Given a list of intervals representing the arrival and departure times of trains to a train station, our goal is to find the minimum number of platforms required for the train station so that no train has to wait.

Examples

Example 1:

Input: arrivals = [1000, 1010, 1025], departures = [1030, 1040, 1055]
Output: 2
Explanation: At time 1010, the second train arrives before the first one departs, so there must be 2 platforms available.

Example 2:

Input: arrivals = [900, 940, 950], departures = [910, 1000, 1100]
Output: 3
Explanation: All trains are at the station from 950 to 1000, hence 3 platforms are needed.

Solution

Method 1 - Sorting

This is same as - Maximum Intervals Overlap Count, with slight change in how we get the interval inputs.

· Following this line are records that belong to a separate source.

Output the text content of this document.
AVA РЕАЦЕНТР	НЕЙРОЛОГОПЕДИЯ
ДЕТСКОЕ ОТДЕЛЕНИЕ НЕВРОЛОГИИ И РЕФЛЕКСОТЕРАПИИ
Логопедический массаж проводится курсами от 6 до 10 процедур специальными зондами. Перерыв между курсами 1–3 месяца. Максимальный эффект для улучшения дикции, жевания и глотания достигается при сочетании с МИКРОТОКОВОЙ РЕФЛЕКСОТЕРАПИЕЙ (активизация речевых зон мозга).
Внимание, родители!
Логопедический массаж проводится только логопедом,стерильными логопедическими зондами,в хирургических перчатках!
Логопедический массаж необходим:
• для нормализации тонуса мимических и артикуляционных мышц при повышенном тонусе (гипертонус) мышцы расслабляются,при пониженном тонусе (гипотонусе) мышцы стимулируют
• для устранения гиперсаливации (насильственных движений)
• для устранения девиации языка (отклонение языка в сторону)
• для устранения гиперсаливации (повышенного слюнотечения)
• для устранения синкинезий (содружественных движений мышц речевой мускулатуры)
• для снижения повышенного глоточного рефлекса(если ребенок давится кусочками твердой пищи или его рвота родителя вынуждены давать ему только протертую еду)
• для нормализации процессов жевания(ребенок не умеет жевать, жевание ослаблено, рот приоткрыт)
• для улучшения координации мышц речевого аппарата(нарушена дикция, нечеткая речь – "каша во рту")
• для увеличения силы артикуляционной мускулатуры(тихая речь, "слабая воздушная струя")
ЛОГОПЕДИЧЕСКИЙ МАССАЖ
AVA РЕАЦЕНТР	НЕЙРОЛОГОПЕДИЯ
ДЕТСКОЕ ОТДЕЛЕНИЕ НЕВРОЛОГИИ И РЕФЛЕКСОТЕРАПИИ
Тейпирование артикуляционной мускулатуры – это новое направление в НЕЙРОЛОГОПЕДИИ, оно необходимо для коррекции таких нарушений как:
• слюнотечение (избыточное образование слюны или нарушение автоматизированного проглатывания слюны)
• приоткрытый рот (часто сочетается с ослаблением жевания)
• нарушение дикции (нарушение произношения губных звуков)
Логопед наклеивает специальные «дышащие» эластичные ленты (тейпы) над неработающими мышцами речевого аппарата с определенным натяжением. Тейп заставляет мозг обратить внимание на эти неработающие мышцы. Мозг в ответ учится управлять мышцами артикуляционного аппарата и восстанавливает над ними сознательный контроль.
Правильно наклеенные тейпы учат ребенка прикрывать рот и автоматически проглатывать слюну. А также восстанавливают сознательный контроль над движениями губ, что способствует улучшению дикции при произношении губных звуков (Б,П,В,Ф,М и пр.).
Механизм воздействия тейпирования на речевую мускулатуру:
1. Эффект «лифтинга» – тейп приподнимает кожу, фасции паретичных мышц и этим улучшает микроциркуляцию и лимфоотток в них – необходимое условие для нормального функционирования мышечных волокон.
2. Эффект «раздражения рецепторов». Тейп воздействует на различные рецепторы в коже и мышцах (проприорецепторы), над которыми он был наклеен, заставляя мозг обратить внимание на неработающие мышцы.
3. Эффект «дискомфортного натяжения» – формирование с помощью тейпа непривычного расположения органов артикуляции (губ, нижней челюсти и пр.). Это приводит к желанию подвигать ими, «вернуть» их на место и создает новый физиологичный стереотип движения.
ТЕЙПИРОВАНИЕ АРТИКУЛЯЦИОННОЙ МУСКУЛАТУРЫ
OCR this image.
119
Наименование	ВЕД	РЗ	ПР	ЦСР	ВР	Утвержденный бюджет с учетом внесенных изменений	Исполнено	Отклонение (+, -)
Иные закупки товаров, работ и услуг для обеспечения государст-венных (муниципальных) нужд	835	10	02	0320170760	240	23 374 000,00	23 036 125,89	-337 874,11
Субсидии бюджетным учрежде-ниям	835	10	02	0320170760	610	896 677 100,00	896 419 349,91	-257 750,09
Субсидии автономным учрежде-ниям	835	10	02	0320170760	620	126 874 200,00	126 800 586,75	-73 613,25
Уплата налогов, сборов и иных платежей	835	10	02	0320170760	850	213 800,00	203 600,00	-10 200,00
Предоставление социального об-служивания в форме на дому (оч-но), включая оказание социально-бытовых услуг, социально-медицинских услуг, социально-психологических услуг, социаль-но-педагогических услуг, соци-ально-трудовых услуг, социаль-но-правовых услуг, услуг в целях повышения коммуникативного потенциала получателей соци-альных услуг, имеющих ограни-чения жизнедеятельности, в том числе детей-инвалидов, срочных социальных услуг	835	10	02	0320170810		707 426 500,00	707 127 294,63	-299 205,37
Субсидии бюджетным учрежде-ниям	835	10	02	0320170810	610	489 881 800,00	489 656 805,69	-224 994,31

The idea is to track the number of platforms occupied at any given time. By sorting both arrivals and departures first, we can iterate over them using two pointers (one for arrivals and one for departures). Each time a train arrives, we increment the count of platforms used. Each time a train departs, we decrement the count. The goal is to keep track of the maximum number of platforms used at any time during these operations to know the required number of platforms.

Here is the approach:

  1. Sort both the arrivals and departures arrays.
  2. Use two pointers: one for arrivals and one for departures.
  3. As you increment through the sorted arrivals and departures:
    • Increment platform count when a train arrives.
    • Decrement platform count when a train departs.
  4. Keep track of the maximum number of platforms needed during the iteration.

Code

Java
class Solution {
    public int findMinPlatforms(int[] arrivals, int[] departures) {
        int n = arrivals.length;
        Arrays.sort(arrivals);
        Arrays.sort(departures);
        
        int platforms = 0, maxPlatforms = 0;
        int i = 0, j = 0;
        
        while (i < n && j < n) {
            if (arrivals[i] <= departures[j]) {
                platforms++;
                maxPlatforms = Math.max(maxPlatforms, platforms);
                i++;
            } else {
                platforms--;
                j++;
            }
        }
        
        return maxPlatforms;
    }
}
Python
class Solution:
    def findMinPlatforms(self, arrivals: List[int], departures: List[int]) -> int:
        arrivals.sort()
        departures.sort()
        
        n = len(arrivals)
        platforms = 0
        max_platforms = 0
        i = 0
        j = 0
        
        while i < n and j < n:
            if arrivals[i] <= departures[j]:
                platforms += 1
                max_platforms = max(max_platforms, platforms)
                i += 1
            else:
                platforms -= 1
                j += 1
        
        return max_platforms

Complexity

  • ⏰ Time complexity: O(n log n) for sorting the arrival and departure arrays, where n is the number of trains.
  • 🧺 Space complexity: O(1) for the extra space used by the pointers and counters.